Framing a forgotten Central America at Arteamericas
The world’s biggest art fair spotlighting work from Latin America returns to Miami this week. Arteamericas, now in its ninth year, opens at the Miami Beach Convention Center March 25.
Many of the booths will ring familiar: Virginia Miller Galleries, Pan American Art Projects, Cernuda and Nina Torres.
In one booth, Miami curator and El Nuevo writer Janet Batet will be showing some of the most intriguing works on display, “Central America: Civism and Violence.” Batet will be showcasing work from smaller countries more accustomed to war and violence than they should be. As Batet summarizes: “Its [Central America] recent history is plagued by aborted revolutions, liberalism and political opportunism that have devastated the region, plunged it into a cycle of wars, widespread poverty, chronic unemployment, and human trafficking between South America and the United States.” Who better to express such tensions, to pull back the veil on a region too forgotten, than visual artists? Fifteen contemporary artists from Central America have been selected to illustrate this reality.
One of the most striking works comes from Walterio Iraheta, an artist from war-torn El Salvador. Iraheta’s image of a wide variety of shoes, each emptied of its owner, is haunting. Anyone who has seen the terrible Auschwitz memorial of piled shoes knows the power of this particular image, as Iraheta clearly does: Footwear from children, men, women, all of whom have lost their lives to senseless murder (which in El Salvador includes include civil, gang, drug and turf wars). These works are visceral, with depictions of guns and skulls and bodies that are neither abstract, nor meant to be.
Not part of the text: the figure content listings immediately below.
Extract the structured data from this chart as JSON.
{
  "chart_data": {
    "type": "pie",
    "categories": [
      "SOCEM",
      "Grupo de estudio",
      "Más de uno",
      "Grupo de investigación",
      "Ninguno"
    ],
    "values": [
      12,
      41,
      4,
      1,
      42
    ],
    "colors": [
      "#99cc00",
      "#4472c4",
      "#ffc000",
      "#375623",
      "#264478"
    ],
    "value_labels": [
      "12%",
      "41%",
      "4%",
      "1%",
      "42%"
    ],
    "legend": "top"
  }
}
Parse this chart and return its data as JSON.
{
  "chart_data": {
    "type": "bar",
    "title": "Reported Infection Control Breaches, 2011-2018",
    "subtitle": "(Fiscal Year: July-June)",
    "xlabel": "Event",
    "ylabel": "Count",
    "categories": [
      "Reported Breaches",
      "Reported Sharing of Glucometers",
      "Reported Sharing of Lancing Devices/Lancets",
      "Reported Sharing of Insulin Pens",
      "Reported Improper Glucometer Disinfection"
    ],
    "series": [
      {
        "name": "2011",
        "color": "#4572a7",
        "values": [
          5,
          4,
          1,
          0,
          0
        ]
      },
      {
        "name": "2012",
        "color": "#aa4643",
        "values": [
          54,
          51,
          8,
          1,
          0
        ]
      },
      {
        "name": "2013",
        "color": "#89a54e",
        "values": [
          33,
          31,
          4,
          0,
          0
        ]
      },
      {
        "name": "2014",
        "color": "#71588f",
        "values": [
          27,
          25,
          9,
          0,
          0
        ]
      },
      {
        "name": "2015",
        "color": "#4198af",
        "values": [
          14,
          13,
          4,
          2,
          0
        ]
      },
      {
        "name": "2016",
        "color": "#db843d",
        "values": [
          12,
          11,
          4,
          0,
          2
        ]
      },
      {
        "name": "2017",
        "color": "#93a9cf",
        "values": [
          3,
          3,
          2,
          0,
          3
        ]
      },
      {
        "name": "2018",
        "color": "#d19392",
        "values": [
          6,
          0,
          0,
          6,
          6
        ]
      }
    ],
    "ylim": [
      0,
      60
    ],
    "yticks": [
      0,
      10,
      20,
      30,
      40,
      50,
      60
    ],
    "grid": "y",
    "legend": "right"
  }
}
In fact, most of the pieces are photography, installation, and video — as Batet writes, media is about documentation as much as anything, about making sure that parts of history, no matter how disturbing, are never forgotten. Iraheta will be also be a part of the Latin American Pavilion in the 54th Venice Biennale this summer.
“Central America: Civism and Violence” at the Arteamericas Fair, Miami Beach Convention Center, March 25 to 28; www.arteamericas.com.